Diakui, Tanah Ombak ingin memuliakan harga diri, perubahan perilaku, perubahan lingkungan TBM sebagai basis perubahan dan kreativitas dan tempat rekreatif bagi orang luar yang ingin mengenal TBM lebih asyik. Menurutnya ruang baca sebagai ruang mengekspresikan kreatifitas melalui teater atau seni peran dan kesenian (lukis, musik dan tarian) dan menjadi awal menuju hidup yang lebih baik.

"Awal mulanya karena teather noktah, karena saya bagian dari teather tersebut. Kemudian karena melihat berbagai hal di masyarakat," tutur dia.

Komunitas yang diberi nama Tanah Ombak resmi berdiri pada akhir 2014 dan diaktakan pada 2015. Padahal mulanya hanya komunitas seni dan fungsi sosial. Fungsinya lainnya ialah ekspresi dan pembelajaran. Dari fungsi sosial inilah ia mendirikan sebagai komunitas bernama Tanah Ombak.

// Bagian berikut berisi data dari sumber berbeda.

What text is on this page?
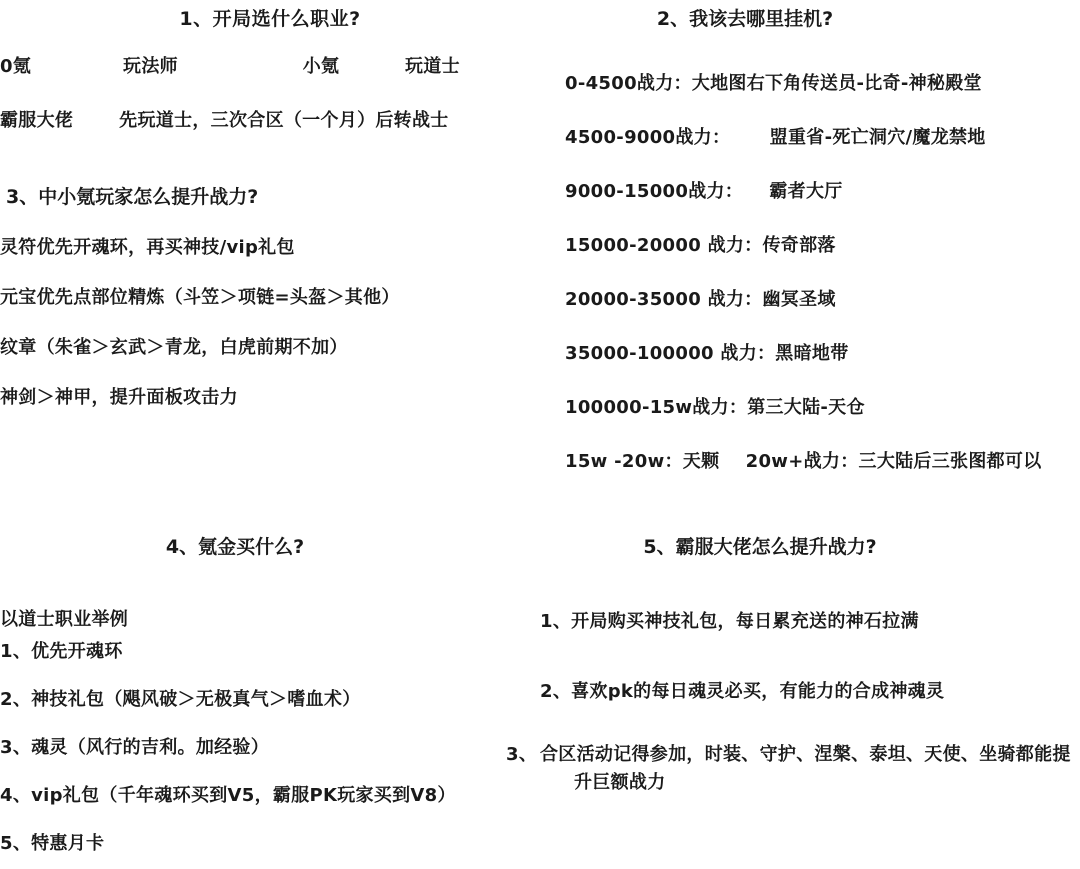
1、开局选什么职业?
0氪              玩法师                   小氪          玩道士
霸服大佬       先玩道士，三次合区（一个月）后转战士
3、中小氪玩家怎么提升战力?
灵符优先开魂环，再买神技/vip礼包
元宝优先点部位精炼（斗笠＞项链=头盔＞其他）
纹章（朱雀＞玄武＞青龙，白虎前期不加）
神剑＞神甲，提升面板攻击力
4、氪金买什么?
以道士职业举例
1、优先开魂环
2、神技礼包（飓风破＞无极真气＞嗜血术）
3、魂灵（风行的吉利。加经验）
4、vip礼包（千年魂环买到V5，霸服PK玩家买到V8）
5、特惠月卡
2、我该去哪里挂机?
0-4500战力：大地图右下角传送员-比奇-神秘殿堂
4500-9000战力：      盟重省-死亡洞穴/魔龙禁地
9000-15000战力：    霸者大厅
15000-20000 战力：传奇部落
20000-35000 战力：幽冥圣域
35000-100000 战力：黑暗地带
100000-15w战力：第三大陆-天仓
15w -20w：天颗    20w+战力：三大陆后三张图都可以
5、霸服大佬怎么提升战力?
1、开局购买神技礼包，每日累充送的神石拉满
2、喜欢pk的每日魂灵必买，有能力的合成神魂灵
3、 合区活动记得参加，时装、守护、涅槃、泰坦、天使、坐骑都能提升巨额战力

Keadaannya jauh berbeda dengan lingkungan di kampung nelayan yang memang butuh dukungan literasi. Tujuan komunitas ini sederhana, yaitu mengembangkan minat baca di kalangan anak-anak dan remaja. Sekaligus pula membuka ruangan literasi lingkungan untuk anak-anak, khususnya di perkampungan nelayan tersebut.

Dengan mengenalkan dunia baca dan literasi kepada anak-anak, kehadiran ruang baca Tanah ombak seolah menjadi lentera.

Di Tanah Ombak, anak-anak belajar membaca, menggambar, dan menulis. Inilah proses kreatif. Semua kegiatannya diwujudkan dalam bentuk kesenian, teater,musik dan dongeng. Hendri mengungkapkan, anak-anak wajib membaca buku minimal 15 menit sehari.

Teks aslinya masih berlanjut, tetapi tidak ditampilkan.